The whole model is based on the process of diffusion. What I would imagine while working on this is a 3d mapping of pixel brightness forming these strange shapes as below:

Treat one image as a solid and the other image as a sheet, then simply imagine the sheet falling atop the solid and slowly shifting and changing to match the shape of the solid. MATH is cool.
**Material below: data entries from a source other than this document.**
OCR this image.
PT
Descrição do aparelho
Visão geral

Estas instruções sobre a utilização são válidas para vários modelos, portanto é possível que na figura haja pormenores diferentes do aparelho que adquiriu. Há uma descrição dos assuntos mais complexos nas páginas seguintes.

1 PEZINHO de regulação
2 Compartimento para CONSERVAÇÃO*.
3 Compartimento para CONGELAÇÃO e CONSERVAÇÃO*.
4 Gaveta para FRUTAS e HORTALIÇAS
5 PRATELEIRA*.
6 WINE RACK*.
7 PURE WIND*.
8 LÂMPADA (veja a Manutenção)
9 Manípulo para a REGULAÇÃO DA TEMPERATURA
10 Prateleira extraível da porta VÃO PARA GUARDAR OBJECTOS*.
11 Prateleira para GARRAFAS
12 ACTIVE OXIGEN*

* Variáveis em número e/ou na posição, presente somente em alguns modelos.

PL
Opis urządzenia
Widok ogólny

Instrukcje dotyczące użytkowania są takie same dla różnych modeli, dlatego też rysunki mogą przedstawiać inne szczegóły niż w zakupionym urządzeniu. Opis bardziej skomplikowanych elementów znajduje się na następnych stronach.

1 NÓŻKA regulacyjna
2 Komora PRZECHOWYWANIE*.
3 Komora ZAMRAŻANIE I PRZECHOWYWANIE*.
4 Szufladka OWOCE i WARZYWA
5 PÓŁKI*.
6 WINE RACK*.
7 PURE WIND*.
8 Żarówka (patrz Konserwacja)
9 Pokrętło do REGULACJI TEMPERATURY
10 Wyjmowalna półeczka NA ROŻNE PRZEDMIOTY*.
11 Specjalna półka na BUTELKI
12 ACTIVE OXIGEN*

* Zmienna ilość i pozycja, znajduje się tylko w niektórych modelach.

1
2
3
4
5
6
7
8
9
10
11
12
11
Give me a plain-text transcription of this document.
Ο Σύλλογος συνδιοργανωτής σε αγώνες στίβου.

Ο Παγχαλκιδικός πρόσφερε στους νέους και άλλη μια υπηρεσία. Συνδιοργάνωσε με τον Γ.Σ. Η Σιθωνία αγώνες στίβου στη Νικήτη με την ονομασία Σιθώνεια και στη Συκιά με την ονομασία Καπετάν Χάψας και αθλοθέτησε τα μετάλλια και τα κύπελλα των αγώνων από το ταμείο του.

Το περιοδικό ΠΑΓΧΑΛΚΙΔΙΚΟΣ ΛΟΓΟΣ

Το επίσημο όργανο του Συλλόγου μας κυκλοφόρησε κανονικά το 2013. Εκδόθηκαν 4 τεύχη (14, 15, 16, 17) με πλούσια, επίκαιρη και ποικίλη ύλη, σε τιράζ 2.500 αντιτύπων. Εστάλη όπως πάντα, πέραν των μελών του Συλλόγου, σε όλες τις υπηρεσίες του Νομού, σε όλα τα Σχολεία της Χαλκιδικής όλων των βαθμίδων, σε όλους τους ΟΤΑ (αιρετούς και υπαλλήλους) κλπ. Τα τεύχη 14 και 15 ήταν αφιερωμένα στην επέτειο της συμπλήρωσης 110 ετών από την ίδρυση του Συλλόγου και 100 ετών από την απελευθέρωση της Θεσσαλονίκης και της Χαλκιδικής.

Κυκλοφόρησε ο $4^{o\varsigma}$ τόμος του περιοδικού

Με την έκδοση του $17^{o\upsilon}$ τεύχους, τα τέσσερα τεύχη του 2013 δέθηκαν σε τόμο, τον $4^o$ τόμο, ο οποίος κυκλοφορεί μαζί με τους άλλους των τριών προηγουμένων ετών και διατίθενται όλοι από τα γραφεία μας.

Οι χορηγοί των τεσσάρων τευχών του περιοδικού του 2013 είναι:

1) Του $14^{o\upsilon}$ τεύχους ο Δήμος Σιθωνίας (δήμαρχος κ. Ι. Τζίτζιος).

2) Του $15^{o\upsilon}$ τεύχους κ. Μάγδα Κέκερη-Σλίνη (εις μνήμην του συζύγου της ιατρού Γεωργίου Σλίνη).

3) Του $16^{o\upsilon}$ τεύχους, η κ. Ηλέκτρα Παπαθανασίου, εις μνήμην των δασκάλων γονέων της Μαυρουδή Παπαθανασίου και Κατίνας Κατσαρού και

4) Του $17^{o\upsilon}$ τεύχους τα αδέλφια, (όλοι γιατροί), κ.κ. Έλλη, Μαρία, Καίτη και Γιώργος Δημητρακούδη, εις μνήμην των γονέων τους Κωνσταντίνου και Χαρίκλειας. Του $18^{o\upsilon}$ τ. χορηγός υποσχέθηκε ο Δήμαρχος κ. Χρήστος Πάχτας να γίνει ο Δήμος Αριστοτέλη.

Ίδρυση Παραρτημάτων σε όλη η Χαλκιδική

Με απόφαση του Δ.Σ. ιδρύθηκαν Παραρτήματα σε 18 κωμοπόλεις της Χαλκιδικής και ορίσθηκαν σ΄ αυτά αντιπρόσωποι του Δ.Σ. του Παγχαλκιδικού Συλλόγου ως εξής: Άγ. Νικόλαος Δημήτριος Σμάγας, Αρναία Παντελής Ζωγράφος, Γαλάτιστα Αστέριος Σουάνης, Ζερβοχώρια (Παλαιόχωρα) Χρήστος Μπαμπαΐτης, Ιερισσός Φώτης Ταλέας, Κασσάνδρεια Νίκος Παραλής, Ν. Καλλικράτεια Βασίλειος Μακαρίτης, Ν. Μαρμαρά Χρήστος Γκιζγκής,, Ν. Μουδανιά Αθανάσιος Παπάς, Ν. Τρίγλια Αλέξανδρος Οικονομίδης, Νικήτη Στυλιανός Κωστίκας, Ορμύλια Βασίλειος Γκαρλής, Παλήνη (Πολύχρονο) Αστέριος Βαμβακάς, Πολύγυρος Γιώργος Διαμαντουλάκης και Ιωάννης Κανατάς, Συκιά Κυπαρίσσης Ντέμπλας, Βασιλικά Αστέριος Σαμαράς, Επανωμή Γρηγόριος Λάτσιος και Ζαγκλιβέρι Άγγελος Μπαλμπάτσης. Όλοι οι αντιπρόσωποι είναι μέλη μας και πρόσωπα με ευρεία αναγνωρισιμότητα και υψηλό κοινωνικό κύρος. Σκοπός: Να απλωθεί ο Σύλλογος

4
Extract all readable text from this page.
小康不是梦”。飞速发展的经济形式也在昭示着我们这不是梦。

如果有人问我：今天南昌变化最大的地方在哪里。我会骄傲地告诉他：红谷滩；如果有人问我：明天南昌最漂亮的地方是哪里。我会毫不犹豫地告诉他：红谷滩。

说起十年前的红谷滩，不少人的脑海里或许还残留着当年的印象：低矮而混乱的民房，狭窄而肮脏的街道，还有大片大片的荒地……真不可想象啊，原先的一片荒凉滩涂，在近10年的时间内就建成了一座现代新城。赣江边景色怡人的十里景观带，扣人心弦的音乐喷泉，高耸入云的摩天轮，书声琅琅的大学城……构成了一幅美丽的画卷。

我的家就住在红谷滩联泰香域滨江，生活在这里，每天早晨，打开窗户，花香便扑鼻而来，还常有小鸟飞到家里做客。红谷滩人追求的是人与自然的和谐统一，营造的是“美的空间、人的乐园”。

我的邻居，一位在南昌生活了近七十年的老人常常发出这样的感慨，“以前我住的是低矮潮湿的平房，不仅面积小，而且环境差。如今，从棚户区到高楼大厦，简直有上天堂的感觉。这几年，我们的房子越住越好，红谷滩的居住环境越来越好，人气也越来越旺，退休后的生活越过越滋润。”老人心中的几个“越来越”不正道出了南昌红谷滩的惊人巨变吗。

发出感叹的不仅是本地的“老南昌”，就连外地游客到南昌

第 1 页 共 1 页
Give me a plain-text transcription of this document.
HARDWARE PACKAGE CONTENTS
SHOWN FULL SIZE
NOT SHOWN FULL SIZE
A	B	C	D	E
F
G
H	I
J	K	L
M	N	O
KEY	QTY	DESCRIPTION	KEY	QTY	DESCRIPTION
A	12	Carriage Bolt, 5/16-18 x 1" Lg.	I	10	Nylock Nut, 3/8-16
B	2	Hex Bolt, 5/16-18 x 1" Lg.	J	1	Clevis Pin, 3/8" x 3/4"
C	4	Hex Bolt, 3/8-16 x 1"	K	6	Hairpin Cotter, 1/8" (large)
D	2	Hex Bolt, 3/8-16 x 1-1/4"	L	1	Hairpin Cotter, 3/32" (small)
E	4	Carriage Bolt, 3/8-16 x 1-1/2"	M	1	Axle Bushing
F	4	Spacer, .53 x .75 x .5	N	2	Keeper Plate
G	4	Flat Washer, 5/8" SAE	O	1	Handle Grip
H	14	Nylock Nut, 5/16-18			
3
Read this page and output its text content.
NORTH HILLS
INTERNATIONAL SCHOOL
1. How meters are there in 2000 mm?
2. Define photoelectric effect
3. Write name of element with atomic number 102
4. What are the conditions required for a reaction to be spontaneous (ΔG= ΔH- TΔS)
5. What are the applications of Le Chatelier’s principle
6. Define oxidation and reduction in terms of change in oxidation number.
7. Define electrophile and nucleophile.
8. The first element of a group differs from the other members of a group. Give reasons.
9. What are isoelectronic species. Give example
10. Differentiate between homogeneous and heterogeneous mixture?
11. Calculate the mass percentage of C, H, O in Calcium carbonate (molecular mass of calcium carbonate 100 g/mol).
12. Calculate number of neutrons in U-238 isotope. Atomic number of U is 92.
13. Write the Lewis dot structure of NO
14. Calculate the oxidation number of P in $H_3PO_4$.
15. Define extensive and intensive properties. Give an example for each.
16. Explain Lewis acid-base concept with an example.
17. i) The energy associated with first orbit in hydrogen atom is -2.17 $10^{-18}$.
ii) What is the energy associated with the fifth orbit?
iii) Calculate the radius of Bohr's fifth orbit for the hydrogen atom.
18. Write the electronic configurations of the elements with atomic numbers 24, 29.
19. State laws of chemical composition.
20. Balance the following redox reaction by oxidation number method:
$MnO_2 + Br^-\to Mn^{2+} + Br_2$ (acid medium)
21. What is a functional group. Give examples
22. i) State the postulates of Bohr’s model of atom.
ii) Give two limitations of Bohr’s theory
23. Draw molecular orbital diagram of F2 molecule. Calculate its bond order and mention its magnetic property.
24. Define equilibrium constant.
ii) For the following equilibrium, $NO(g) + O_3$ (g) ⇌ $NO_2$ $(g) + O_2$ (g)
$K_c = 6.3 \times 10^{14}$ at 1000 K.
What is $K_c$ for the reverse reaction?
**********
One of the major issues with using Demon’s algorithm, however, is that we will not be able to achieve that CT-MRI registration that we wanted. The pixel intensities of similar features in each image simply do not correlate so dropping an MRI sheet onto a CT solid produces some nonsensical results. This is why a step is needed before using Demon’s in which the pixels are normalized to each other. We investigated histogram matching for this step, but the results were pretty inconclusive. Better methods exist and definitely need to be implemented before implementing Demon’s algorithm but it is still useful to look at how the algorithm performs.

Here are the results that I found:

Registering a deformed image to a “normal” image

FIXED IMAGEMOVING IMAGEDIFFERENCE
50 iterations


100 iterations

500 iterations

Applying Demon’s Algorithm to a deformed image. The results show almost zero difference between the two images after just 50 iterations.

A quick note about what “Difference” means. Given each pixel in greyscale is a value from 0-255, “Difference” is just the absolute difference between the pixel values in the two images – so a solid colored “diff” image is ideal.

Registering a rotated image to a “normal” image

FIXED IMAGEMOVING IMAGEDIFFERENCE
50 iterations

Time = 18 seconds
100 iterations

Time = 40 seconds
500 iterations

Time = 257 seconds
Applying Demon’s Algorithm to a deformed image. The results show deformities around the edges even after 500 iterations.

From the results above it does seem that the algorithm can work on deformed images but not so well on simple rotation. However, there is a cool trick that we can do to help with this!

WARPED IMAGE  /   DIFFERENCE

50 iterations, 6 levels = 300 iterations. 
Time = 41 seconds
WARPED IMAGE   /   DIFFERENCE

250 iterations, 3 levels = 750 total iterations
Time = 192 seconds
Registration of rigid transformation using 50 iterations and 6 levels (left) as well as 250 iterations with 3 levels (right). Both are comparable to the 500 iterations result from the rotation sample above except the computation time is much less since the majority of the iterations with these parameters are done at a lower resolution and are thus computationally faster.

Here we used a method called downsampling. Essentially, we take the image and immediately turn each pixel into multiple pixels in a way that our original 200x250px image becomes something like 400x500px or 800x1000px. Performing Demon’s algorithm on this becomes lengthier on each iteration but each iteration also becomes much more efficient. We can see that by using 6 levels (6x the number of pixels per dimension) we achieve results after 50 iterations that are similar to the single level results after 500 iterations. Additionally, I found that it was very optimal to use 3 levels and good convergence was found after just 250 iterations.

These results are promising and some work can be done to make it even better.

  • Adjusting the levels of each iteration to save computation time will be crucial. I performed tests on single 2D images, typical CT scans are actually very many 2D images in a stack to essentially form a 3D image. So minimizing this computation time for larger image sets will be crucial for performance.
  • Processing the images beforehand to avoid rigid transformations like rotation/scaling could help significantly bring down the number of iterations needed for convergence. Simple affine transformation algorithms exist to help with this.
  • I coded this in 2D so the equations will need to be extended to work in 3D.

Thanks for reading all the way to the end here, I’m glad that I was able to work on such a cool project, I certainly learned a lot about some cool ways physics is being used to treat cancer patients. I hope that I will be able to continue some work on this in the future, it would be very cool to get something working that will be able to save lives.